How CPython accomplished nogil in their - the original and reference - fork is described in the topical linked PEP 703.

Yes, I know. What I'm saying is that:

It's possible to have a language that doesn't have a GIL, which you implement Python in, but that Python implementation then has a GIL.

The point being that you can't say things like: Jython is written in Java so it doesn't have a GIL. CPython is written in C so doesn't have a GIL. And so on.

If this isn't clear, I apologize.

Happily, you can ignore the Maven XML and use Gradle instead, it's the next codeblock on the page, after "or":

    implementation("org.graalvm.polyglot:polyglot:24.1.0")
    implementation("org.graalvm.polyglot:python:24.1.0")
Gradle files are less verbose than the equivalent Maven pom.xml but Gradle tends to have other issues like: complex builds that are hard to maintain, not running on the latest JVM version without some wait time, and constantly breaking because Gradle makes breaking changes every release. I'm hoping the declarative Gradle experiment [0] helps with this.
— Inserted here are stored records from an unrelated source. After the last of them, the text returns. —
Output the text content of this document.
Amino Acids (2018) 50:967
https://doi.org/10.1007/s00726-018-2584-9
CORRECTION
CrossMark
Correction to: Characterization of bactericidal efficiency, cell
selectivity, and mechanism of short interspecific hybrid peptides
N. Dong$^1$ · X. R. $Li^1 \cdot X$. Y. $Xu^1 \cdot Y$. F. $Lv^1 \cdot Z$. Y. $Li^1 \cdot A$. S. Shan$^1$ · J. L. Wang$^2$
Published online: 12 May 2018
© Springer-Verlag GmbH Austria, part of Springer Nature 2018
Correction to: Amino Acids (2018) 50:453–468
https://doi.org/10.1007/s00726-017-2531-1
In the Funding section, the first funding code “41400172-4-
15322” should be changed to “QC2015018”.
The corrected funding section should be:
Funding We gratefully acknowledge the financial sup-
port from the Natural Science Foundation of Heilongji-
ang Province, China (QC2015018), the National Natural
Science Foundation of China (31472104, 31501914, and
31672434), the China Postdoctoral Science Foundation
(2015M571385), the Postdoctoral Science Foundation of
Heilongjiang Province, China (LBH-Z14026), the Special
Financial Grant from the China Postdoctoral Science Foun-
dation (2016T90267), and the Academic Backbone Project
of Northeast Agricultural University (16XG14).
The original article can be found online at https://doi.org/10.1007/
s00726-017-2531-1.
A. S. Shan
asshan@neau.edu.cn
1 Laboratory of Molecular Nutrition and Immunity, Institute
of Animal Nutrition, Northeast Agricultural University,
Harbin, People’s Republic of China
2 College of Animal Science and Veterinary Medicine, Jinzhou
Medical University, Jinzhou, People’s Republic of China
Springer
Additionally if XML isn't your thing Maven is making a push for other formats in Maven 4 like HOCON [1].

[0] https://blog.gradle.org/declarative-gradle-first-eap [1] https://github.com/apache/maven-hocon-extension

I mean, if you're trying to embed one language in another, please don't be surprised when the quickstart guide has a couple of examples containing a few lines of code written for the embedding language and its package manager(s).